Site Reliability Engineer (SRE)
Job Description
Site Reliability Engineer (Observability)
London- Hybrid/ 3 Days
Contract Inside IR35- 6 Months initially
We’re looking for a Site Reliability Engineer (SRE) to join our client to build and maintain observability systems and to ensure their core services remain reliable, scalable, and high-performing.
Responsibilities:
- Deploy and manage observability tools using a Prometheus like metrics store and Grafana Enterprise.
- Automate monitoring, alerting, and incident response.
- Build Grafana dashboards for system insights.
- Apply Infrastructure as Code (IaC) principles.
- Develop tooling in Golang () or Python.
- Advocate for SRE principles like SLOs, SLIs, and error budgets.
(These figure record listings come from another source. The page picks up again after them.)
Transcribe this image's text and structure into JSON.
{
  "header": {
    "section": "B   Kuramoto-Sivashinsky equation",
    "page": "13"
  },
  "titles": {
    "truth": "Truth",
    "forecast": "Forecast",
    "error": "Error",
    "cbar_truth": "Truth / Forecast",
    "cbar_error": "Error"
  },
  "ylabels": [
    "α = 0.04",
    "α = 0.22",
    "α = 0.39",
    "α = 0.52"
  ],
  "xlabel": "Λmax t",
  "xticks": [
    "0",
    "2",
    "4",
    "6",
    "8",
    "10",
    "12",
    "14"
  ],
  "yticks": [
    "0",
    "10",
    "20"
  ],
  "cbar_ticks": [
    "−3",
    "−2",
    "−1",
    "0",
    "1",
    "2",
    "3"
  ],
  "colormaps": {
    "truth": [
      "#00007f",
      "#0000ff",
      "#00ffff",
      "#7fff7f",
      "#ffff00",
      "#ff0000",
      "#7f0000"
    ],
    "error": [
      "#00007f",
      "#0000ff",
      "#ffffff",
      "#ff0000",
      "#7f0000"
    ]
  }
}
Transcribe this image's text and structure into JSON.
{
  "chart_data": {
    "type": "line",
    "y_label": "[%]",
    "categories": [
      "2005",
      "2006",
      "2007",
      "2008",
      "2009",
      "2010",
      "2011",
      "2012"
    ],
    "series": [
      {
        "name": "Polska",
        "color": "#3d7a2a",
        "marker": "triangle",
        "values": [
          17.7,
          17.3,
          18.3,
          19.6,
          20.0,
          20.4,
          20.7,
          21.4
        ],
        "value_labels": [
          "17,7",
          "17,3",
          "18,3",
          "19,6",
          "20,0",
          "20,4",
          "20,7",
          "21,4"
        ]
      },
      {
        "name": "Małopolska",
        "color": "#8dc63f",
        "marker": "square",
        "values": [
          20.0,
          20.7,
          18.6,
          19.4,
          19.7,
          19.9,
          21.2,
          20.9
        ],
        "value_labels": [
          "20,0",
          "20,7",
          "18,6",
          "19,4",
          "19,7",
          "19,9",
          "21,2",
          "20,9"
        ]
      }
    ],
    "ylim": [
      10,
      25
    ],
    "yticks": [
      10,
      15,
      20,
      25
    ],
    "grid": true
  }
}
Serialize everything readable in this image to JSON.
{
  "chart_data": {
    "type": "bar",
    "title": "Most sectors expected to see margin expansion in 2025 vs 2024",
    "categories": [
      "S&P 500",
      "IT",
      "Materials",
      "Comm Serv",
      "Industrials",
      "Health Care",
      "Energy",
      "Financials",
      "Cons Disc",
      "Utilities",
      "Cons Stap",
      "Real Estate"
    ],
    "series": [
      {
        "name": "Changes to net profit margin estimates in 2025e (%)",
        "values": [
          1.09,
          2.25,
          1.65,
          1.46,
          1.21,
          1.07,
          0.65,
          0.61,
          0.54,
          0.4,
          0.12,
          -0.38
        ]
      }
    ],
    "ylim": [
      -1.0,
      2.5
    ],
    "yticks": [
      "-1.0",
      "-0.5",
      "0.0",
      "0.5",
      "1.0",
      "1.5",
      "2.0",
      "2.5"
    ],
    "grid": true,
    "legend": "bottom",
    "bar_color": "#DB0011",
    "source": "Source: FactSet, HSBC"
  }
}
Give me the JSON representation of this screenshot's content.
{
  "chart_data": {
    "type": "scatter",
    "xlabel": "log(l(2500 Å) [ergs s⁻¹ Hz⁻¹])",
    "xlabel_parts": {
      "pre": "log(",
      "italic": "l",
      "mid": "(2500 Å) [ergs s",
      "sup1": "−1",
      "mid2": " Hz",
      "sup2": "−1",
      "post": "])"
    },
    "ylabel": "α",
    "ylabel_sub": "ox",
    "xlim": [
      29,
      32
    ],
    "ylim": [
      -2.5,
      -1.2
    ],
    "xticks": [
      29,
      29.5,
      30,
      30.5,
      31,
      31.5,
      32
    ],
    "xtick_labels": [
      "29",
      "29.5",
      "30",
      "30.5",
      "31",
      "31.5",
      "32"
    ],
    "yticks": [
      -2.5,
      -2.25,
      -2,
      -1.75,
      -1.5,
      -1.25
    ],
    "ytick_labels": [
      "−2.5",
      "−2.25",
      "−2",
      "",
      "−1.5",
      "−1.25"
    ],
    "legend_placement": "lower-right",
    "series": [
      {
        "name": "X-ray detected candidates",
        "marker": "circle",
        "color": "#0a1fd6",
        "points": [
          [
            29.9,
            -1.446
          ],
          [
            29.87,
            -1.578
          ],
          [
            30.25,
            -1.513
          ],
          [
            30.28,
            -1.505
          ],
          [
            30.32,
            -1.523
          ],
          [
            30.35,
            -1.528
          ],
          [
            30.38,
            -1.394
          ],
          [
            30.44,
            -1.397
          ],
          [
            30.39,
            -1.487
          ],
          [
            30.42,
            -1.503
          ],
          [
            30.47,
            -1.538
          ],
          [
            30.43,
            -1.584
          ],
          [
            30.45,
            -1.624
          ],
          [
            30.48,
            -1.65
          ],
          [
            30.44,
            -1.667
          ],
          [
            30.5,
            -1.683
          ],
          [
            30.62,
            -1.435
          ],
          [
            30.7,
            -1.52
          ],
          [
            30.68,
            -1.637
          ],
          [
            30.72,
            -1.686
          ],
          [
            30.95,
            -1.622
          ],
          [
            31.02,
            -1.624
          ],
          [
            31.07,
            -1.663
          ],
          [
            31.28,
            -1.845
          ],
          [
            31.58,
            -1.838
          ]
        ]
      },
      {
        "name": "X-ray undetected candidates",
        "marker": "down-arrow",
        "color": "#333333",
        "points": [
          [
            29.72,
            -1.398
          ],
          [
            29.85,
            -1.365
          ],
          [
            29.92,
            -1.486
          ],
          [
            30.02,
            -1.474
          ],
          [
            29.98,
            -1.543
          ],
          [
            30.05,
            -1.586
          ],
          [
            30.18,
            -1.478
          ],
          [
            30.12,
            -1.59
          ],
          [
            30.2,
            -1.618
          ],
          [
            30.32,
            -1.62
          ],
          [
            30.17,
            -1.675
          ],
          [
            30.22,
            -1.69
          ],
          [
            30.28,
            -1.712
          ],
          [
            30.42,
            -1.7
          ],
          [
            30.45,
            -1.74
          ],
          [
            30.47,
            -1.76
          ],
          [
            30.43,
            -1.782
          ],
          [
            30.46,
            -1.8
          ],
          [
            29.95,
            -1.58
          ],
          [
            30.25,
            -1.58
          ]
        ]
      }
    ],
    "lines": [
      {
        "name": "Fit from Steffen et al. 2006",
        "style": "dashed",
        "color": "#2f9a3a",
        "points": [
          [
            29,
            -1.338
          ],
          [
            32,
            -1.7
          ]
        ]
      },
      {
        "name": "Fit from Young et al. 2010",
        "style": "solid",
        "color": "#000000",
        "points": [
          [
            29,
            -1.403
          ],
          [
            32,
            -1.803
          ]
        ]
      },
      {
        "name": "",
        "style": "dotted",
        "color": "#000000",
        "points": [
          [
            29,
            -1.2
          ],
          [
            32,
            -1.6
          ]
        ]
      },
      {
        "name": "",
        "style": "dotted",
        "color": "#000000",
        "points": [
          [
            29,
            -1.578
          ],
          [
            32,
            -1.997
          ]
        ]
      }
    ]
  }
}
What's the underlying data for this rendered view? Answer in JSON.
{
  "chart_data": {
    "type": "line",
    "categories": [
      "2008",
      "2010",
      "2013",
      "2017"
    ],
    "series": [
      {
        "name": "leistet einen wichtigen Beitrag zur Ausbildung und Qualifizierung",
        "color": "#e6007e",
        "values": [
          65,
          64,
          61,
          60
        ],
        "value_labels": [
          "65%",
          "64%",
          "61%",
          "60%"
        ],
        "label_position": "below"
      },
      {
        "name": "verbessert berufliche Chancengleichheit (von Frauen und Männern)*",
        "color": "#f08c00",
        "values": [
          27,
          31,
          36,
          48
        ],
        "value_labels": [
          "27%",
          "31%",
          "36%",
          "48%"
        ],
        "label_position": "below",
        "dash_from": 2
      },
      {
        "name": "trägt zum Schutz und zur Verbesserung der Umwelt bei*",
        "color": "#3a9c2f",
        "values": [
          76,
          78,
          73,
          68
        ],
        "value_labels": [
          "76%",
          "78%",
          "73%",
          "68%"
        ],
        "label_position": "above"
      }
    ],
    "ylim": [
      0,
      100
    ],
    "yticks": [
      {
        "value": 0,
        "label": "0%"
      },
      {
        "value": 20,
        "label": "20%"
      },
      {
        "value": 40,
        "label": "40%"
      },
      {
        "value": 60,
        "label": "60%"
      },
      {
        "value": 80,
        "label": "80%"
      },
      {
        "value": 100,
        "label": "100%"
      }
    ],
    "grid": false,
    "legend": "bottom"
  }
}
- Integrate monitoring with incident management workflows.
Requirements:
- SRE principles and reliability engineering expertise.
- Solid familiarity with Linux
- Strong experience in deploying and building containers using Podman or Docker
- Golang () or Python for automation and API integration.
- Experience with Grafana, VictoriaMetrics, and PromQL
- Experience with centralized logs solutions deployment and management
- Strong Infrastructure as Code (IaC) knowledge.
Nice to Have:
- OpenTelemetry experience.
- Terraform, Ansible, or CI/CD knowledge.
- Background in datacentre and compute hardware services.
- AWS infrastructure configuration and deployment
- Familiarity with Kubernetes and cloud- systems.
- Incident response automation expertise.